When the leader of the Janatha Vimukthi Peramuna (JVP), Rohana Wijeweera legally challenged the results of the highly fraudulent referendum of 1982 for the extension of the Parliament’s term for another six years, the Jayewardene government proscribed his party on July 30, 1983, with a false pretext that the JVP was behind the 1983 anti-Tamil pogrom which was generally known as “Black July.” Three years after the unfair proscription on the JVP, its cadres too resorted to arms. The southern rebellion ultimately claimed over 60,000 lives - a large majority was at the hands of the armed forces and illegal vigilante groups, apparently sponsored by the state.

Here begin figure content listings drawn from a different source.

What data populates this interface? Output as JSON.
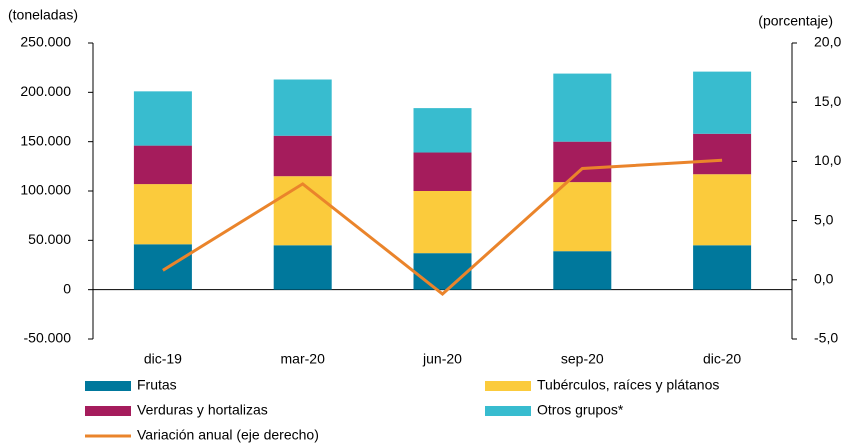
{
  "chart_data": {
    "type": "bar",
    "y_label": "(toneladas)",
    "y2_label": "(porcentaje)",
    "categories": [
      "dic-19",
      "mar-20",
      "jun-20",
      "sep-20",
      "dic-20"
    ],
    "series": [
      {
        "name": "Frutas",
        "color": "#00789c",
        "values": [
          46000,
          45000,
          37000,
          39000,
          45000
        ]
      },
      {
        "name": "Tubérculos, raíces y plátanos",
        "color": "#fbcb3c",
        "values": [
          61000,
          70000,
          63000,
          70000,
          72000
        ]
      },
      {
        "name": "Verduras y hortalizas",
        "color": "#a51c5c",
        "values": [
          39000,
          41000,
          39000,
          41000,
          41000
        ]
      },
      {
        "name": "Otros grupos*",
        "color": "#38bccf",
        "values": [
          55000,
          57000,
          45000,
          69000,
          63000
        ]
      },
      {
        "name": "Variación anual (eje derecho)",
        "color": "#ea842b",
        "type": "line",
        "axis": "y2",
        "values": [
          0.8,
          8.1,
          -1.2,
          9.4,
          10.1
        ]
      }
    ],
    "ylim": [
      -50000,
      250000
    ],
    "yticks": [
      {
        "value": -50000,
        "label": "-50.000"
      },
      0,
      {
        "value": 50000,
        "label": "50.000"
      },
      {
        "value": 100000,
        "label": "100.000"
      },
      {
        "value": 150000,
        "label": "150.000"
      },
      {
        "value": 200000,
        "label": "200.000"
      },
      {
        "value": 250000,
        "label": "250.000"
      }
    ],
    "y2lim": [
      -5,
      20
    ],
    "y2ticks": [
      {
        "value": -5,
        "label": "-5,0"
      },
      {
        "value": 0,
        "label": "0,0"
      },
      {
        "value": 5,
        "label": "5,0"
      },
      {
        "value": 10,
        "label": "10,0"
      },
      {
        "value": 15,
        "label": "15,0"
      },
      {
        "value": 20,
        "label": "20,0"
      }
    ]
  }
}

These two rebellions later became sources of arms and ammunition for the gangsters in the southern parts of the country. The award-winning author Humphrey Hawksley, subsequent to his deportation from Sri Lanka by the Jayewardene government after a stint in the country as the BBC correspondent in early eighties made a prophesy that Sri Lanka would have to suffer from the proliferation of arms due to the prolongation of the ethnic conflict.

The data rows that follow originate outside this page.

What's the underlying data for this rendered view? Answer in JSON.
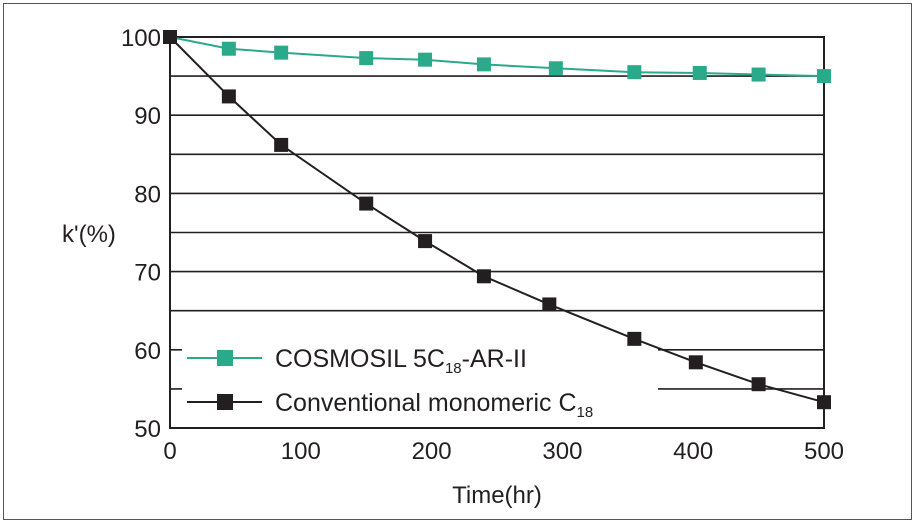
{
  "chart_data": {
    "type": "line",
    "title": "",
    "xlabel": "Time(hr)",
    "ylabel": "k'(%)",
    "xlim": [
      0,
      500
    ],
    "ylim": [
      50,
      100
    ],
    "x_ticks": [
      0,
      100,
      200,
      300,
      400,
      500
    ],
    "y_ticks": [
      50,
      60,
      70,
      80,
      90,
      100
    ],
    "grid": "horizontal",
    "legend_position": "bottom-left",
    "series": [
      {
        "name": "COSMOSIL 5C18-AR-II",
        "label_main": "COSMOSIL 5C",
        "label_sub": "18",
        "label_tail": "-AR-II",
        "color": "#2aa98b",
        "marker": "square",
        "x": [
          0,
          45,
          85,
          150,
          195,
          240,
          295,
          355,
          405,
          450,
          500
        ],
        "y": [
          100,
          98.5,
          98,
          97.3,
          97.1,
          96.5,
          96,
          95.5,
          95.4,
          95.2,
          95
        ]
      },
      {
        "name": "Conventional monomeric C18",
        "label_main": "Conventional monomeric C",
        "label_sub": "18",
        "label_tail": "",
        "color": "#231f20",
        "marker": "square",
        "x": [
          0,
          45,
          85,
          150,
          195,
          240,
          290,
          355,
          402,
          450,
          500
        ],
        "y": [
          100,
          92.4,
          86.2,
          78.7,
          73.9,
          69.4,
          65.8,
          61.4,
          58.4,
          55.6,
          53.3
        ]
      }
    ]
  }
}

During Gotabaya Rajapaksa’s tenure as the Defence Secretary a commission called “National Commission Against Proliferation of Illicit Small Arms (NCAPISA)” was established to co-ordinate approaches to small arms-related problems in Sri Lanka. Proving Hawksley’s prophesy right, the report of the commission stated “to an increasing extent, illicit military-type small arms appear to be proliferating as a knock-on effect of the conflict between the Government of Sri Lanka and the LTTE. Supply of weapons to underworld gangs is very commonly ascribed to deserters, but also linked to currently-serving security/police force personnel supplying small arms for purchase or hire.” The report further said, “The level of public knowledge of how to obtain an illicit small arm is substantial.”
Many leaders of successive governments after the J.R. administration have maintained their own clique of goons. When one mentions the names of gangsters such as Soththi Upali, Gonawala Sunil, Beddagane Sanjeewa, Julampitiye Amare, people simply visualize the politicians who patronised them. Therefore no party that have been in power since 1977 could absolve itself from the responsibility and accountability for the crimes and underworld activities in the country.
Since the crimes and underworld are a deep-seated single issue, its eradication requires time and meticulous planning coupled with strong political will.